Parents throughout Minnesota are visiting school open houses, scheduling classroom visits, setting up physicals and immunizations and making plans for their child’s schooling in the fall. Families of children who have disabilities face planning for new classes and the individualized education program (IEP). Students who have disabilities are likely to need accommodations in certain academic areas. Accommodations might include things like verbal instruction for children who have dyslexia.
An individualized education program defines specifics on a student’s disability, special education services they might need, and academic goals that the student needs to reach in order to be on the same academic level as their grade-level peers. For a student who has dyslexia an academic goal might be the ability to read at grade-level. That goal can be difficult to reach. With dyslexia, the students might have problems that prevent them from seeing letters correctly and understanding how to put the letters together to make words.
Educators can make academic adaptations for students to help them achieve their goals as best they can. Educational services can be helpful. It can be beneficial to have teachers trained to teach children who have dyslexia and physical therapy for students who have motion or dexterity problems.
It is important for students to work on their academic strengths as well as their weaknesses. If students do not work on their strengths, they could fall behind on their grade-level education. Sometimes students fall behind on their education because of having to leave the classroom to receive an educational service or too much of their time is spent on their academic weaknesses.
Including students in meetings on individualized education programs is crucial. It helps them understand where they are academically and why they need educational assistance. By having a grasp of what is in their individualized education programs, students will be able to decide what services they need and what they do not require.
It is essential to balance educational services that emphasize students’ academic strengths. Dropping educational services can give students the opportunity to focus on their strengths.
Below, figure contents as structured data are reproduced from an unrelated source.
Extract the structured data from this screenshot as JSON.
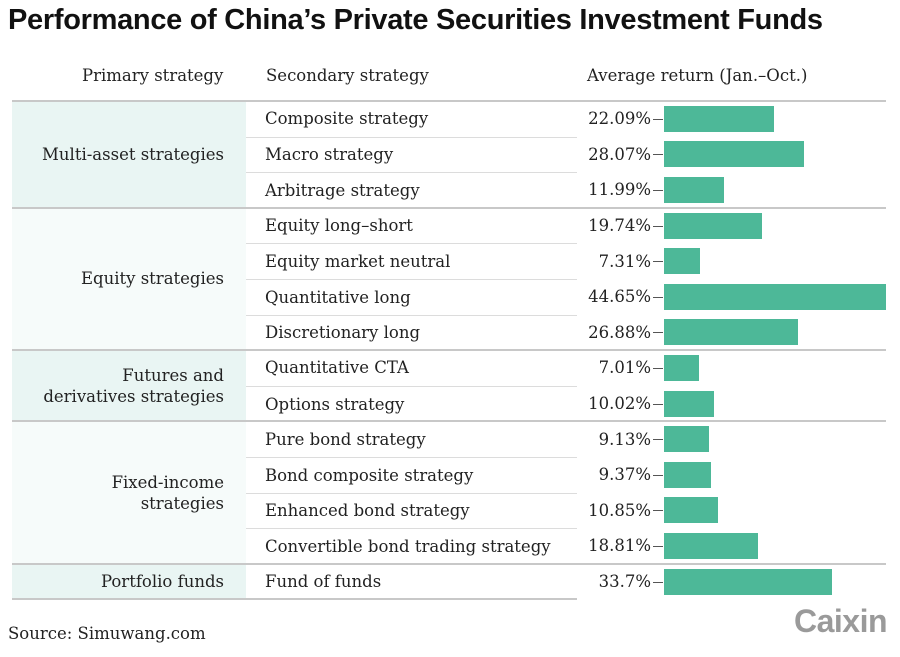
{
  "title": "Performance of China’s Private Securities Investment Funds",
  "headers": {
    "primary": "Primary strategy",
    "secondary": "Secondary strategy",
    "value": "Average return (Jan.–Oct.)"
  },
  "groups": [
    {
      "label": "Multi-asset strategies",
      "rows": 3
    },
    {
      "label": "Equity strategies",
      "rows": 4
    },
    {
      "label": "Futures and derivatives strategies",
      "rows": 2
    },
    {
      "label": "Fixed-income strategies",
      "rows": 4
    },
    {
      "label": "Portfolio funds",
      "rows": 1
    }
  ],
  "chart_data": {
    "type": "bar",
    "orientation": "horizontal",
    "categories": [
      "Composite strategy",
      "Macro strategy",
      "Arbitrage strategy",
      "Equity long–short",
      "Equity market neutral",
      "Quantitative long",
      "Discretionary long",
      "Quantitative CTA",
      "Options strategy",
      "Pure bond strategy",
      "Bond composite strategy",
      "Enhanced bond strategy",
      "Convertible bond trading strategy",
      "Fund of funds"
    ],
    "values": [
      22.09,
      28.07,
      11.99,
      19.74,
      7.31,
      44.65,
      26.88,
      7.01,
      10.02,
      9.13,
      9.37,
      10.85,
      18.81,
      33.7
    ],
    "labels": [
      "22.09%",
      "28.07%",
      "11.99%",
      "19.74%",
      "7.31%",
      "44.65%",
      "26.88%",
      "7.01%",
      "10.02%",
      "9.13%",
      "9.37%",
      "10.85%",
      "18.81%",
      "33.7%"
    ],
    "xlim": [
      0,
      44.65
    ],
    "color": "#4db898"
  },
  "source": "Source: Simuwang.com",
  "logo": "Caixin"
}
If students have had educational services for a number of years but they no longer require some of them, dropping services can lead to a feeling of satisfaction.
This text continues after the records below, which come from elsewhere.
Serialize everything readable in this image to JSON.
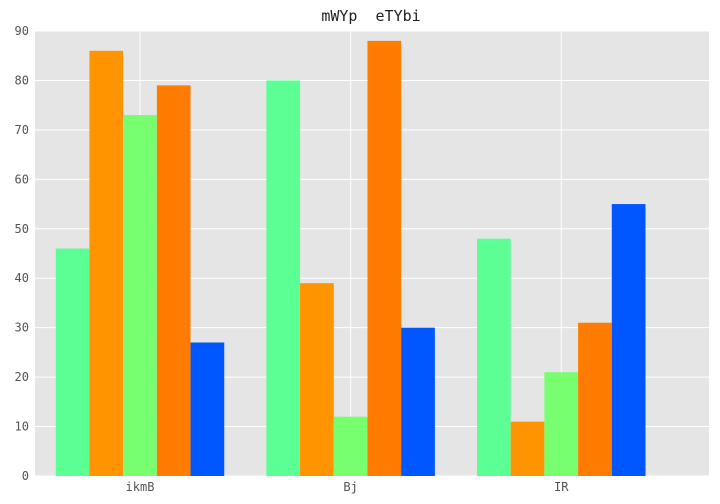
{
  "chart_data": {
    "type": "bar",
    "title": "mWYp  eTYbi",
    "xlabel": "",
    "ylabel": "",
    "categories": [
      "ikmB",
      "Bj",
      "IR"
    ],
    "series": [
      {
        "values": [
          46,
          80,
          48
        ],
        "color": "#5cff94"
      },
      {
        "values": [
          86,
          39,
          11
        ],
        "color": "#ff9400"
      },
      {
        "values": [
          73,
          12,
          21
        ],
        "color": "#77ff70"
      },
      {
        "values": [
          79,
          88,
          31
        ],
        "color": "#ff7c00"
      },
      {
        "values": [
          27,
          30,
          55
        ],
        "color": "#0057ff"
      }
    ],
    "ylim": [
      0,
      90
    ],
    "yticks": [
      0,
      10,
      20,
      30,
      40,
      50,
      60,
      70,
      80,
      90
    ],
    "grid": true,
    "legend": "none",
    "background": "#e5e5e5",
    "grid_color": "#ffffff"
  }
}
-Emma Wagner has cerebral palsy, hydrocephalus and epilepsy. She attended meetings on her individualized education programs and had several types of educational services in school. Services included occupational therapy, physical therapy and adapted physical education in elementary school and learning disabilities services, adaptive physical education and physical therapy in middle school and high school.
Wagner appreciates the issues regarding individualized education programs, students’ desires to have a balance of focus on their educational strengths and weaknesses and wanting to be treated like students in a classroom.
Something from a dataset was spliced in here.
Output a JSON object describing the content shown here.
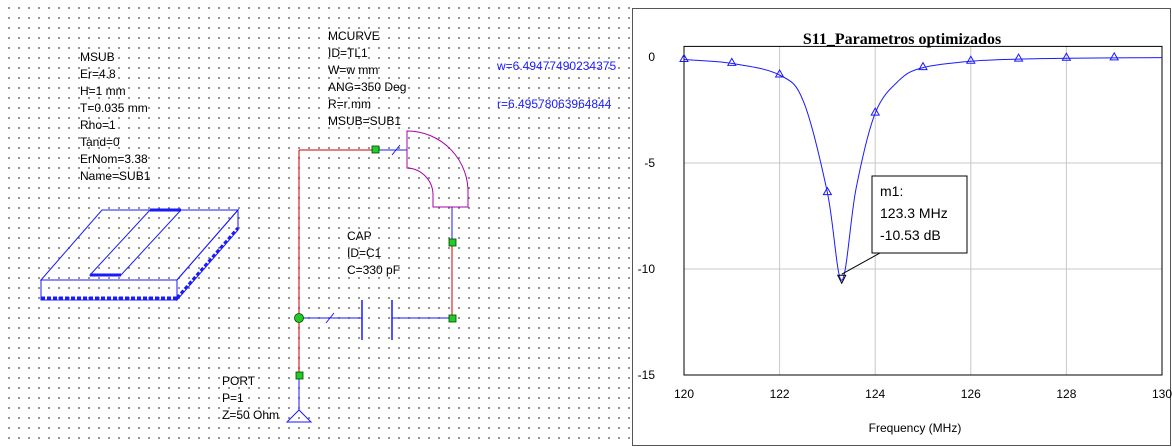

In elementary school Wagner requested that the number of her educational services be cut back, which gave her the opportunity to work on her grade-level studies. Services were dropped when she left elementary school and by her junior year of high school, physical therapy was dropped.
Today, Wagner is majoring in psychology at UW River Falls. She has academic accommodations and enjoys focusing on her general education studies. College has given Wagner the opportunity to work on her academic strengths and feel the satisfaction of not having educational services.